MinMax BNN-Repetition Guildlines:
First download the work of CLTR, then in mcrgan/models/__init__.py, build function get_BNN_models(data_name, device,label=0)


def get_BNN_models(data_name, device,label=0):
# noting to set the setting without bias to get stable radius
    if data_name == "mnist":
        if label == 0:
            netV = DiscriminatorMNIST().to(device)
            netV.apply(weights_init_mnist_model_Var)
            netV = nn.DataParallel(netV)
            netG = DiscriminatorMNIST().to(device)
            netG.apply(weights_init_mnist_model)
            netG = nn.DataParallel(netG)
            netD = DiscriminatorMNIST().to(device)
            netD.apply(weights_init_mnist_model)
            netD = nn.DataParallel(netD)


return netD, netG, netV

Then also here, build get_noise(data_name, device, label=0)
def get_noise(data_name, device, label=0):

    if data_name == "mnist":
        if label == 0:
            netNoise = DiscriminatorMNIST()
            netNoise = nn.DataParallel(netNoise.to(device))
            netNoise.apply(weights_init_mnist_model_noise)
return netnoise

and at the end of  utlis/utlis, put the following code:
# which replace Zbar as f+noise
def extract_features2(data_loader, encoder, decoder):

    X_all = []
    X_bar_all = []
    Z_all = []
    Z_bar_all = []
    labels_all = []
    train_bar = tqdm(data_loader, desc="extracting all features from dataset")
    with torch.no_grad():
        encoder.eval()
        decoder.eval()
        for step, (X, labels) in enumerate(train_bar):
            Z = encoder(X.cuda())
            Z_bar = decoder(X.cuda())

            # X_all.append(X.cpu())
            Z_all.append(Z.view(-1, Z.shape[1]).cpu())
            # X_bar_all.append(X_bar.cpu())
            Z_bar_all.append(Z_bar.view(-1, Z_bar.shape[1]).cpu())
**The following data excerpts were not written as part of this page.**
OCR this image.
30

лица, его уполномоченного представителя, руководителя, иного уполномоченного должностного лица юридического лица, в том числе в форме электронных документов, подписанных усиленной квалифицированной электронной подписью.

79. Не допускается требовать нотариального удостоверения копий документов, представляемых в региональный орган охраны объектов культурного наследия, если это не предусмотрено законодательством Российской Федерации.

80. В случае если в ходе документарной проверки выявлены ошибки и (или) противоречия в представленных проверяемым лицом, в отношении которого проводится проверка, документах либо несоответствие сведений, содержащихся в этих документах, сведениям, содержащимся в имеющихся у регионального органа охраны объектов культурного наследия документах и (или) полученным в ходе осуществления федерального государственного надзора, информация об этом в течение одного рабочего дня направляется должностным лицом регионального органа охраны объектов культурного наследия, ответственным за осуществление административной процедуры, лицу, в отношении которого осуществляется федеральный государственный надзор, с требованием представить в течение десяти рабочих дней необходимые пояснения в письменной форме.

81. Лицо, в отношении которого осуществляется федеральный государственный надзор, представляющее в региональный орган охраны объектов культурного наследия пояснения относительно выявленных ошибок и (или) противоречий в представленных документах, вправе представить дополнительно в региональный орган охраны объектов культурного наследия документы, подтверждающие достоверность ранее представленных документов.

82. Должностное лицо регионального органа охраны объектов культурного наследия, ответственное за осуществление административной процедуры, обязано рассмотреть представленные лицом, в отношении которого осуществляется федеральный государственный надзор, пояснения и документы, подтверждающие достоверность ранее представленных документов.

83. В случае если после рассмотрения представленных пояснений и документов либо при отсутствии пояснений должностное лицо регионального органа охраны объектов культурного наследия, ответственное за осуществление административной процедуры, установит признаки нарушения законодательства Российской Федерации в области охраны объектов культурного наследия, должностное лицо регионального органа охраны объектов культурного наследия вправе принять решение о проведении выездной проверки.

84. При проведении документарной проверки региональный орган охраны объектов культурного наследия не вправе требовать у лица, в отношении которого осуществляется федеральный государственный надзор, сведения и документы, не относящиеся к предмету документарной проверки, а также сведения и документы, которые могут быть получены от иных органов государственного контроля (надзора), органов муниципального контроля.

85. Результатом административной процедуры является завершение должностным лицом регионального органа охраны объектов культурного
            labels_all.append(labels)

    return None, torch.cat(Z_all), None, torch.cat(Z_bar_all), torch.cat(labels_all)

For other functions and trained models, you can find that on the jupyter notebook.
And label 0 is model with 128 dim, label 1 is 64, label 2 is 32, label 3 is 11, 
label 4 is with batch normalization, and label 5 is with bias.